No wonder, then, that it’s spearheading the move towards telematics as the norm in the escape of water area of the home insurance market.

Just like a black box

For the insurer, Waterlock acts just like a black box – providing both prevention and effortless management to the property owner. Householders and small business owners are encouraged to turn off the water prior to a planned or impromptu absence from the building. Should a leak occur, the system will shut off automatically, alerting the householder, and minimising the volume of water and therefore the cost of any damage.

While Waterlock’s EOW technology is relevant to all properties (as the black box is to all drivers), there are priority niche audiences. These include:

• second homes that might be empty for long periods especially in the winter;

• new-builds with plastic pipes;

• homeowners who have previously suffered EOW, in order to help them manage premium levels; and

• commercially – businesses such as dentists and hairdressers where relocating due to water damage would be prohibitively expensive if not impossible. And also property management companies for whom EOW claims are a significant headache.

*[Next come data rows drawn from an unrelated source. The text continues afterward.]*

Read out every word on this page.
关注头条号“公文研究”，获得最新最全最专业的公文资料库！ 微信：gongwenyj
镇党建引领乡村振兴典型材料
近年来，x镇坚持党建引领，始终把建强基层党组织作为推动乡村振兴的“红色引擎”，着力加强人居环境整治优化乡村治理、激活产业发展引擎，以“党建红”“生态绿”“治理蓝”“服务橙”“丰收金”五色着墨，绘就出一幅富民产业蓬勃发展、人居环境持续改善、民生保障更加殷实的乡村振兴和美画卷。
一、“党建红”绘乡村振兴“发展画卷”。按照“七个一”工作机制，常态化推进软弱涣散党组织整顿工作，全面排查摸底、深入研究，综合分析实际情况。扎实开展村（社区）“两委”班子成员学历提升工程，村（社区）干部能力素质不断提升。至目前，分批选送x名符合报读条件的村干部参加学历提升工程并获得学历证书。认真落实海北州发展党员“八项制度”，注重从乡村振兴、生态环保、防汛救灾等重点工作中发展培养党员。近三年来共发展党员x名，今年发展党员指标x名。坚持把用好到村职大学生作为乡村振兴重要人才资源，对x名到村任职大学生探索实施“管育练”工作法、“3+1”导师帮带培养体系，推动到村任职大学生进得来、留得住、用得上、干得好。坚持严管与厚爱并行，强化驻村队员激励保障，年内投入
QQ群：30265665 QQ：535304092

James Rankin, head of partner sales at geo – creator of Waterlock and provider of smart energy meters to more than six million homes worldwide – said: “The insurance industry was somewhat slow to embrace black box technology, but can now learn from its impact to apply the same winning approach to EOW. 

Everything to gain

“Early adopters have everything to gain in terms of strong commercial and positive brand advantage. There may be a plethora of insurtech flooding the market, but EOW devices are proving their practical worth in countering a huge issue, so we’re urging the industry to act now”.

Geo is working in partnership with magenta insurance to navigate the industry and focus on the best preventative solutions to help to support insurers, brokers and their customers. 

Geo and magenta insurance working in partnership, have considerably progressed tackling EOW together, making significant improvements on how EOW can be proactively mitigated with the Waterlock solution, delivering a far better customer outcome and improved performance for brokers and insurers alike.